The movie is only one element of the campaign. Social media is particularly active on FaceBook and Twitter.

 

Not even textbooks are spared and are also a target of the propaganda. The China Global TV Network (www.cgtn.com) or CGTN released a documentary purporting that textbooks which had been approved and used in Xinjiang elementary and middle schools for over a decade were suddenly deemed subversive.

 

The People’s Republic certainly knows how to synergize their information related capabilities to push their point across.

 

From the relentless nature of the campaign, it would appear that the PRC is far more concerned with Measures of Production (MOP) rather than Measures of Effectiveness (MOE). Perhaps an indication of how the program is not working would be the population count of the reeducation camps shown on the map and photo below.

 


As always, reader comments invited.

1 comment:

Lawrence Dietz said...

And according to Global Security.org - attendance is mandatory?
China Launches Compulsory Film Screenings to Mark Party Centenary
In-Depth Coverage

2021-04-06 -- The ruling Chinese Communist Party (CCP) is ordering the screening and enforced viewing of revolutionary and propaganda movies in theaters around the country ahead of its centenary celebrations on July 1.

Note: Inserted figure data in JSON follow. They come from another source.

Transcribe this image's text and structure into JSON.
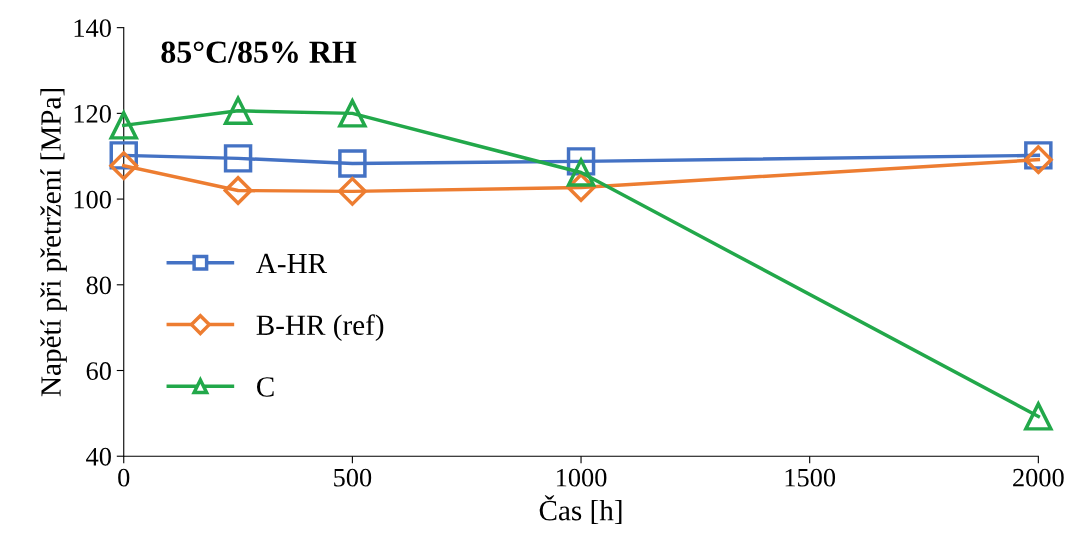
{
  "chart_data": {
    "type": "line",
    "title": "85°C/85% RH",
    "xlabel": "Čas [h]",
    "ylabel": "Napětí při přetržení [MPa]",
    "x": [
      0,
      250,
      500,
      1000,
      2000
    ],
    "series": [
      {
        "name": "A-HR",
        "color": "#4472c4",
        "marker": "square",
        "values": [
          110.2,
          109.5,
          108.3,
          108.8,
          110.2
        ]
      },
      {
        "name": "B-HR (ref)",
        "color": "#ed7d31",
        "marker": "diamond",
        "values": [
          107.8,
          102,
          101.8,
          102.7,
          109.2
        ]
      },
      {
        "name": "C",
        "color": "#22a84a",
        "marker": "triangle",
        "values": [
          117.2,
          120.6,
          120,
          106.2,
          49.3
        ]
      }
    ],
    "xlim": [
      0,
      2000
    ],
    "xticks": [
      0,
      500,
      1000,
      1500,
      2000
    ],
    "ylim": [
      40,
      140
    ],
    "yticks": [
      40,
      60,
      80,
      100,
      120,
      140
    ],
    "grid": false,
    "legend": "left",
    "line_style": "solid"
  }
}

In a directive addressed to "all provincial, autonomous regional, and municipal authorities in charge of film, all movie theater companies, and all production units," the National Film Administration called for the screening of at least two CCP-backed films per week in movie theaters around the country.

Movie theaters in the People's Cinema and National Alliance of Arthouse Cinemas chains must show approved films at least five times a week around the centenary, it said.

"The competent film authorities in each locality are responsible for organizing and formulating a plan for local screenings," the directive, published on the Administration's website, said.

The theaters are being required to screen around a dozen movies about the Japanese invasion during World War II, the Civil War with the Kuomintang government that followed, the Korean War of the early 1950s and the Cultural Revolution era, from 1966-1976, including film versions of Cultural Revolution-era productions including The White-Haired Girl and The Red Detachment of Women.

Meanwhile, a new musical inspired by the American Hollywood blockbuster La La Land, depicting idyllic scenes of ethnic integration in the northwestern region of Xinjiang, where at least 1.5 million Uyghurs and other ethnic minority groups are incarcerated in camps, was released on April 3.

The musical appears to be intended as a public relations response to counter growing media reporting and international criticism of the CCP's system of "re-education" camps in Xinjiang, which have been linked by witness testimony to forced labor, forced sterilization, systemic rape and sexual abuse, as well as the brainwashing of Uyghur children to reject their cultural identity after their parents are locked up in camps.